- Born: Stockholm, Sweden
- Education: University of Southern California
- Occupations: Film director, writer
- Known for: Suddenly
- Website: johanbrisinger.com

= Johan Brisinger =

Swedish film director and writer

Johan Brisinger is a Swedish film writer and director.

The short film Passing Hearts, which Brisinger wrote and directed in 2004, was honoured with several awards at film festivals around the world, including the audience award at the Berlinale. At the Chicago International Children's Film Festival, it came in second in the adult live action category.

In 2006, Brisinger made his debut as a feature film writer and director with the drama Suddenly (Underbara älskade), starring Michael Nyqvist and Anastasious Soulis. It won the Peoples Choice Award at the Guldbagge Awards in 2007.

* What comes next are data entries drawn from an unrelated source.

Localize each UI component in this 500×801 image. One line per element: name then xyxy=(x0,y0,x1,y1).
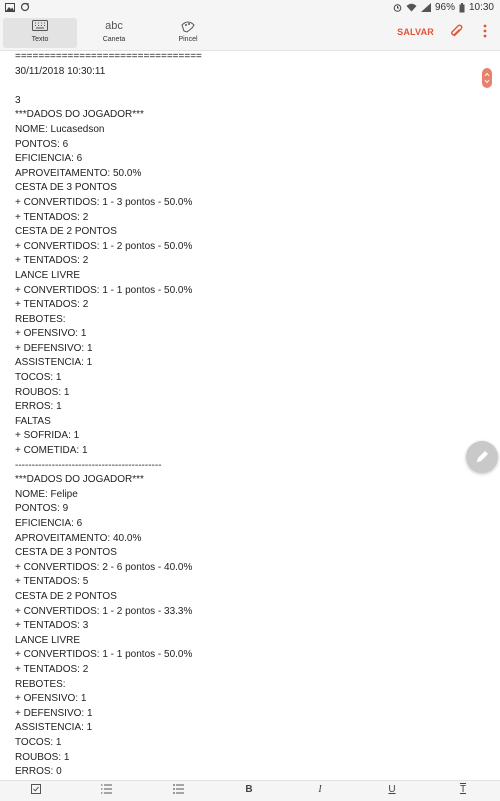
note-line: NOME: Felipe xyxy=(15,488,78,500)
note-line: + DEFENSIVO: 1 xyxy=(15,342,93,354)
note-line: TOCOS: 1 xyxy=(15,736,62,748)
numbered-list-icon xyxy=(100,784,112,794)
note-line: + CONVERTIDOS: 1 - 1 pontos - 50.0% xyxy=(15,284,193,296)
note-line: CESTA DE 3 PONTOS xyxy=(15,547,117,559)
note-line: + TENTADOS: 5 xyxy=(15,576,89,588)
note-line: ROUBOS: 1 xyxy=(15,386,70,398)
note-line: + OFENSIVO: 1 xyxy=(15,693,87,705)
keyboard-icon xyxy=(32,20,48,31)
tool-pen[interactable]: abc Caneta xyxy=(77,18,151,48)
format-bar: B I U T xyxy=(0,780,500,801)
note-line: TOCOS: 1 xyxy=(15,372,62,384)
save-button[interactable]: SALVAR xyxy=(397,27,434,37)
note-line: ERROS: 0 xyxy=(15,766,62,778)
note-line: EFICIENCIA: 6 xyxy=(15,518,83,529)
note-line: + CONVERTIDOS: 1 - 2 pontos - 33.3% xyxy=(15,605,193,617)
bullet-list-button[interactable] xyxy=(168,784,188,798)
tool-text-label: Texto xyxy=(31,36,49,43)
clock: 10:30 xyxy=(468,2,494,13)
note-line: LANCE LIVRE xyxy=(15,269,81,281)
underline-button[interactable]: U xyxy=(382,784,402,798)
brush-icon xyxy=(181,21,195,33)
note-line: PONTOS: 6 xyxy=(15,138,69,150)
note-line: 3 xyxy=(15,94,21,106)
note-line: ***DADOS DO JOGADOR*** xyxy=(15,109,144,121)
sync-icon xyxy=(20,2,30,12)
note-line: CESTA DE 2 PONTOS xyxy=(15,590,117,602)
note-line: CESTA DE 3 PONTOS xyxy=(15,182,117,194)
status-bar: 96% 10:30 xyxy=(0,0,500,16)
pencil-icon xyxy=(476,451,488,463)
more-options-icon[interactable] xyxy=(482,24,488,38)
note-line: CESTA DE 2 PONTOS xyxy=(15,226,117,238)
note-line: ----------------------------------------… xyxy=(15,459,162,471)
note-line xyxy=(15,79,470,94)
note-line: FALTAS xyxy=(15,415,51,427)
note-line: APROVEITAMENTO: 50.0% xyxy=(15,167,142,179)
note-line: + CONVERTIDOS: 2 - 6 pontos - 40.0% xyxy=(15,561,193,573)
note-line: + CONVERTIDOS: 1 - 2 pontos - 50.0% xyxy=(15,240,193,252)
note-line: + CONVERTIDOS: 1 - 1 pontos - 50.0% xyxy=(15,649,193,661)
bullet-list-icon xyxy=(172,784,184,794)
note-line: ASSISTENCIA: 1 xyxy=(15,722,93,734)
bold-button[interactable]: B xyxy=(239,784,259,798)
checkbox-list-button[interactable] xyxy=(26,784,46,798)
text-style-button[interactable]: T xyxy=(453,784,473,798)
note-line: + TENTADOS: 2 xyxy=(15,663,89,675)
note-line: ERROS: 1 xyxy=(15,401,62,413)
tool-brush[interactable]: Pincel xyxy=(151,18,225,48)
note-line: ASSISTENCIA: 1 xyxy=(15,357,93,369)
note-line: + COMETIDA: 1 xyxy=(15,445,88,457)
paperclip-icon[interactable] xyxy=(450,24,464,38)
note-line: + OFENSIVO: 1 xyxy=(15,328,87,340)
italic-button[interactable]: I xyxy=(310,784,330,798)
note-line: ================================ xyxy=(15,51,202,62)
numbered-list-button[interactable] xyxy=(96,784,116,798)
battery-level: 96% xyxy=(434,2,455,13)
note-text-area[interactable]: ================================ 30/11/20… xyxy=(15,50,470,780)
scrollbar-handle[interactable] xyxy=(482,68,492,88)
tool-text[interactable]: Texto xyxy=(3,18,77,48)
note-line: EFICIENCIA: 6 xyxy=(15,153,83,165)
tool-brush-label: Pincel xyxy=(178,36,198,43)
tool-pen-label: Caneta xyxy=(102,36,126,43)
note-line: + TENTADOS: 2 xyxy=(15,211,89,223)
checkbox-icon xyxy=(31,784,41,794)
note-line: ***DADOS DO JOGADOR*** xyxy=(15,474,144,486)
signal-icon xyxy=(420,3,431,12)
note-line: ROUBOS: 1 xyxy=(15,751,70,763)
note-line: LANCE LIVRE xyxy=(15,634,81,646)
note-line: 30/11/2018 10:30:11 xyxy=(15,65,106,77)
gallery-icon xyxy=(5,2,15,12)
note-line: + DEFENSIVO: 1 xyxy=(15,707,93,719)
note-line: REBOTES: xyxy=(15,313,66,325)
note-line: REBOTES: xyxy=(15,678,66,690)
pen-abc-icon: abc xyxy=(105,20,123,32)
alarm-icon xyxy=(393,4,402,12)
note-line: + TENTADOS: 3 xyxy=(15,620,89,632)
note-line: PONTOS: 9 xyxy=(15,503,69,515)
note-line: NOME: Lucasedson xyxy=(15,123,105,135)
note-line: + SOFRIDA: 1 xyxy=(15,430,80,442)
note-line: APROVEITAMENTO: 40.0% xyxy=(15,532,142,544)
note-line: + TENTADOS: 2 xyxy=(15,299,89,311)
handwriting-button[interactable] xyxy=(466,441,498,473)
note-line: + CONVERTIDOS: 1 - 3 pontos - 50.0% xyxy=(15,196,193,208)
note-line: + TENTADOS: 2 xyxy=(15,255,89,267)
battery-icon xyxy=(459,2,465,12)
wifi-icon xyxy=(406,3,417,12)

His second feature, Among Us (Änglavakt), starring Nyqvist, Izabella Scorupco, and Tchéky Karyo was released in Sweden in March 2010.

He directed two Nordic noir TV series based on crime novels by Anders Roslund and Borge Hellström: Box 21 (2020) and Cell 8 (2022). Both starred Leonard Terfelt and Mimosa Willamo as detectives Ewert Grens and Mariana Hermansson, respectively. Box 21 was filmed in Bucharest and Stockholm, while Cell 8 was filmed in Estonia.